Member-only story
ML Paper Challenge Day 18 — Deep Speech 2: End-to-End Speech Recognition in English and Mandarin
Day 18: 2020.04.29
Paper: Deep Speech 2: End-to-End Speech Recognition in English and Mandarin
Category: Model/Deep Learning/Speech Recognition
Model Architecture

Input: log-spectrograms of power normalised audio clips, calculated on 20ms windows
Output: alphabet of each language
Inference: CTC models paired a with language model trained on a bigger corpus of text
Batch Normalisation for Deep RNNs
Objective: To train networks using gradient descent when the size and depth increases
2 Ways to apply:
- Insert a BatchNorm transformation, B(·), immediately before every non-linearity -> Not effective
- Batch normalise only the vertical connections
For each hidden unit, compute the mean and variance statistics over all items in the mini-batch over the length of the sequence.
SortaGrad
Objective: Make training more stable.
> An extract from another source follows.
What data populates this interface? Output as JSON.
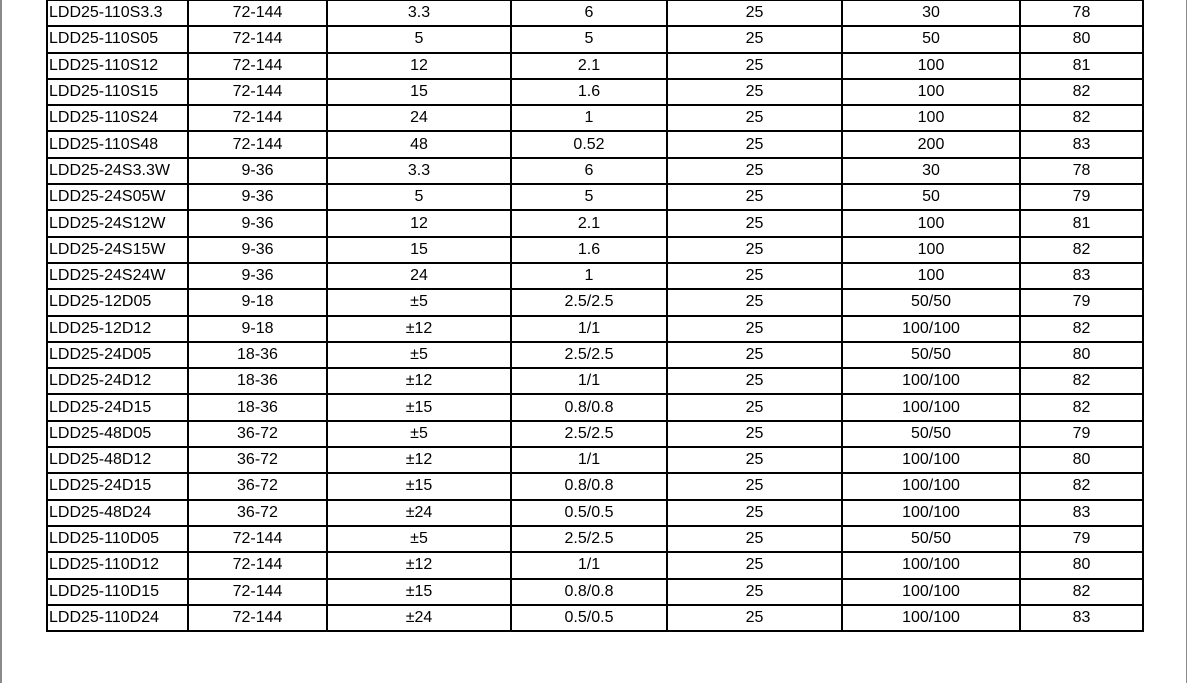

Accelerates training and results in better generalisation
Use the length of the utterance as a heuristic for difficulty and train on the shorter (easier) utterances first.
In the first training epoch,
iterate through mini-batches in the training set in increasing order of the length of the longest utterance in the mini-batch.
After the first epoch,
training reverts back to a random order over mini-batches